Learn more in the Creating a pull request GitHub article.

After submitting your PR, you can head over to the repository’s Pull Requests panel to see your PR along with the others. Your PR undergoes automated testing, and if it passes, the core team considers it for inclusion in the Magento Functional Testing Framework codebase. If some tests fail, make the corresponding corrections in your code.

Report an issue

If you find a bug in Magento Functional Testing Framework code, you can report it by creating an issue in the Magento Functional Testing Framework repository.

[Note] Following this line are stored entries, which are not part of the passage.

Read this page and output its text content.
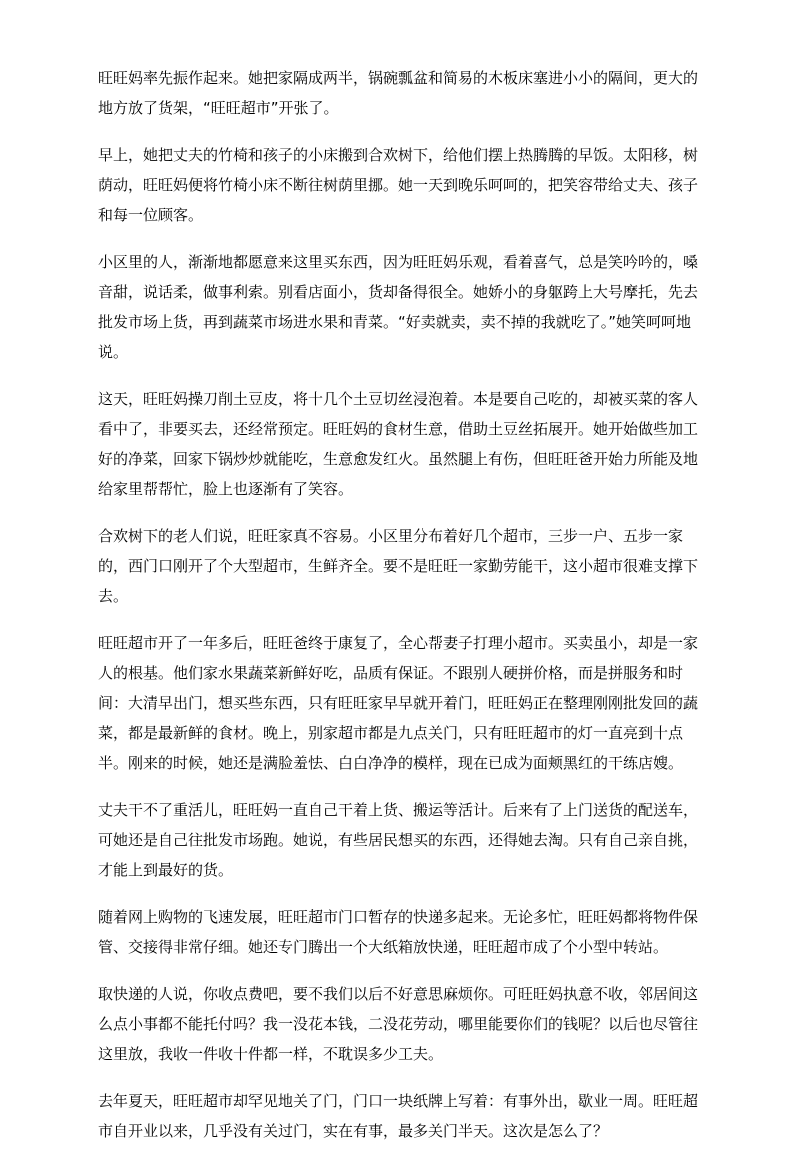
旺旺妈率先振作起来。她把家隔成两半，锅碗瓢盆和简易的木板床塞进小小的隔间，更大的地方放了货架，“旺旺超市”开张了。

早上，她把丈夫的竹椅和孩子的小床搬到合欢树下，给他们摆上热腾腾的早饭。太阳移，树荫动，旺旺妈便将竹椅小床不断往树荫里挪。她一天到晚乐呵呵的，把笑容带给丈夫、孩子和每一位顾客。

小区里的人，渐渐地都愿意来这里买东西，因为旺旺妈乐观，看着喜气，总是笑吟吟的，嗓音甜，说话柔，做事利索。别看店面小，货却备得很全。她娇小的身躯跨上大号摩托，先去批发市场上货，再到蔬菜市场进水果和青菜。“好卖就卖，卖不掉的我就吃了。”她笑呵呵地说。

这天，旺旺妈操刀削土豆皮，将十几个土豆切丝浸泡着。本是要自己吃的，却被买菜的客人看中了，非要买去，还经常预定。旺旺妈的食材生意，借助土豆丝拓展开。她开始做些加工好的净菜，回家下锅炒炒就能吃，生意愈发红火。虽然腿上有伤，但旺旺爸开始力所能及地给家里帮帮忙，脸上也逐渐有了笑容。

合欢树下的老人们说，旺旺家真不容易。小区里分布着好几个超市，三步一户、五步一家的，西门口刚开了个大型超市，生鲜齐全。要不是旺旺一家勤劳能干，这小超市很难支撑下去。

旺旺超市开了一年多后，旺旺爸终于康复了，全心帮妻子打理小超市。买卖虽小，却是一家人的根基。他们家水果蔬菜新鲜好吃，品质有保证。不跟别人硬拼价格，而是拼服务和时间：大清早出门，想买些东西，只有旺旺家早早就开着门，旺旺妈正在整理刚刚批发回的蔬菜，都是最新鲜的食材。晚上，别家超市都是九点关门，只有旺旺超市的灯一直亮到十点半。刚来的时候，她还是满脸羞怯、白白净净的模样，现在已成为面颊黑红的干练店嫂。

丈夫干不了重活儿，旺旺妈一直自己干着上货、搬运等活计。后来有了上门送货的配送车，可她还是自己往批发市场跑。她说，有些居民想买的东西，还得她去淘。只有自己亲自挑，才能上到最好的货。

随着网上购物的飞速发展，旺旺超市门口暂存的快递多起来。无论多忙，旺旺妈都将物件保管、交接得非常仔细。她还专门腾出一个大纸箱放快递，旺旺超市成了个小型中转站。

取快递的人说，你收点费吧，要不我们以后不好意思麻烦你。可旺旺妈执意不收，邻居间这么点小事都不能托付吗？我一没花本钱，二没花劳动，哪里能要你们的钱呢？以后也尽管往这里放，我收一件收十件都一样，不耽误多少工夫。

去年夏天，旺旺超市却罕见地关了门，门口一块纸牌上写着：有事外出，歇业一周。旺旺超市自开业以来，几乎没有关过门，实在有事，最多关门半天。这次是怎么了？
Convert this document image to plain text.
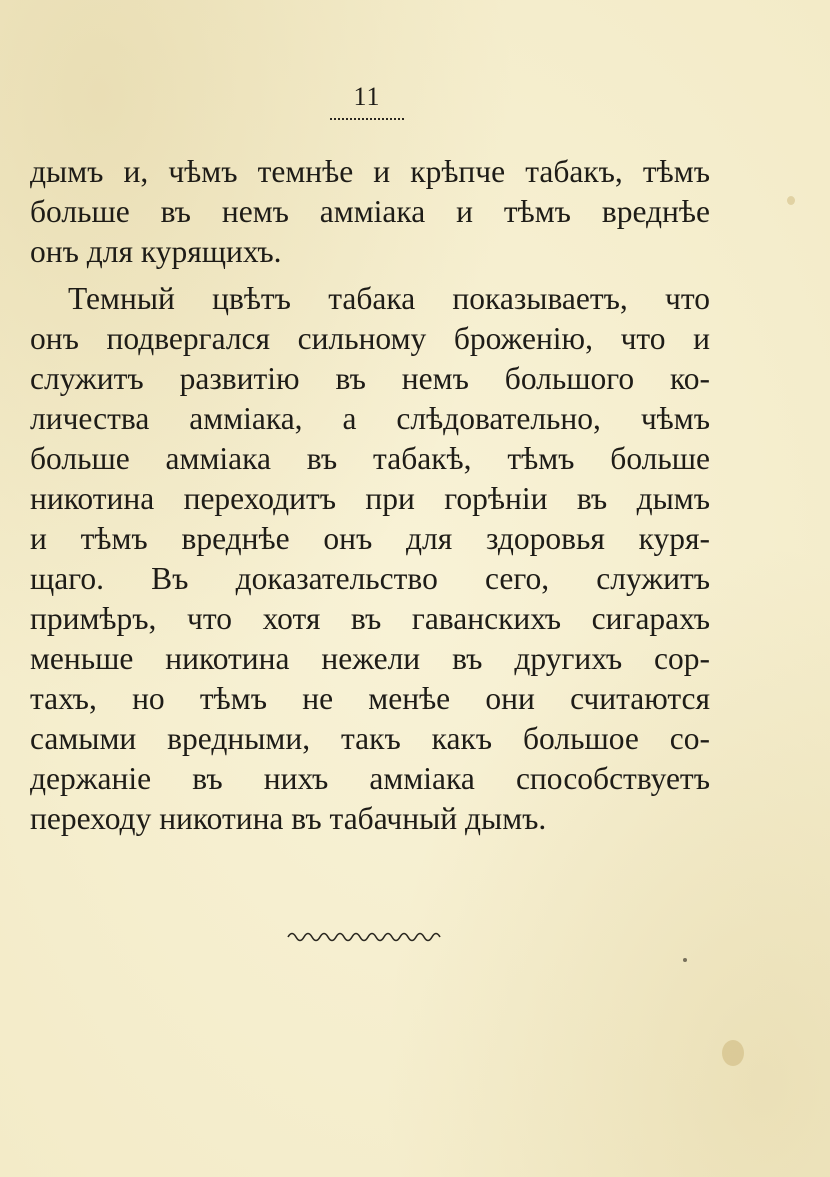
11
дымъ и, чѣмъ темнѣе и крѣпче табакъ, тѣмъ
больше въ немъ амміака и тѣмъ вреднѣе
онъ для курящихъ.
Темный цвѣтъ табака показываетъ, что
онъ подвергался сильному броженію, что и
служитъ развитію въ немъ большого ко-
личества амміака, а слѣдовательно, чѣмъ
больше амміака въ табакѣ, тѣмъ больше
никотина переходитъ при горѣніи въ дымъ
и тѣмъ вреднѣе онъ для здоровья куря-
щаго. Въ доказательство сего, служитъ
примѣръ, что хотя въ гаванскихъ сигарахъ
меньше никотина нежели въ другихъ сор-
тахъ, но тѣмъ не менѣе они считаются
самыми вредными, такъ какъ большое со-
держаніе въ нихъ амміака способствуетъ
переходу никотина въ табачный дымъ.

Before creating an issue, do the following:

  1. Read the issue reporting guidelines to learn how to create an issue that can be processed in a timely manner.
  2. Check the documentation to make sure the behavior you are reporting is really a bug, not a feature.
  3. Check the existing issues to make sure you are not duplicating somebody’s work.

To add an issue:

  1. Open a new issue
  2. Fill in the Title and issue description
  3. Click Submit new issue

Learn more in the Creating an issue GitHub article.

Read labels

Refer to the tables with descriptions of each label below. The labels reflect the status, impact, or which team is working on it.

Pull request status

Label Description
accept The pull request has been accepted to be merged into mainline code.
reject The pull request has been rejected. The most common cases are when the issue has already been fixed in another code contribution, or there is an issue with the code contribution.
needsUpdate We need more information from the PR author to properly prioritize and process the pull request.

Issue resolution status

Label Description
acknowledged We validated the issue and created an internal ticket.
needsUpdate We need more information from the PR author to properly prioritize and process the issue.
cannot reproduce We do not have enough details from the issue description to reproduce the issue.
non-issue We don't think that this is an issue according to the provided information.

Domains impacted

Label Description
PROD Affects the Product team (mostly feature requests or business logic change).
DOC Affects Documentation domain.
TECH Affects Architect Group (mostly to make decisions around technology changes).

Type

Label Description
bugfix The issue or pull request is about fixing a bug.
enhancement The issue or pull request that makes the MFTF even more awesome (for example new features, optimization, refactoring, etc).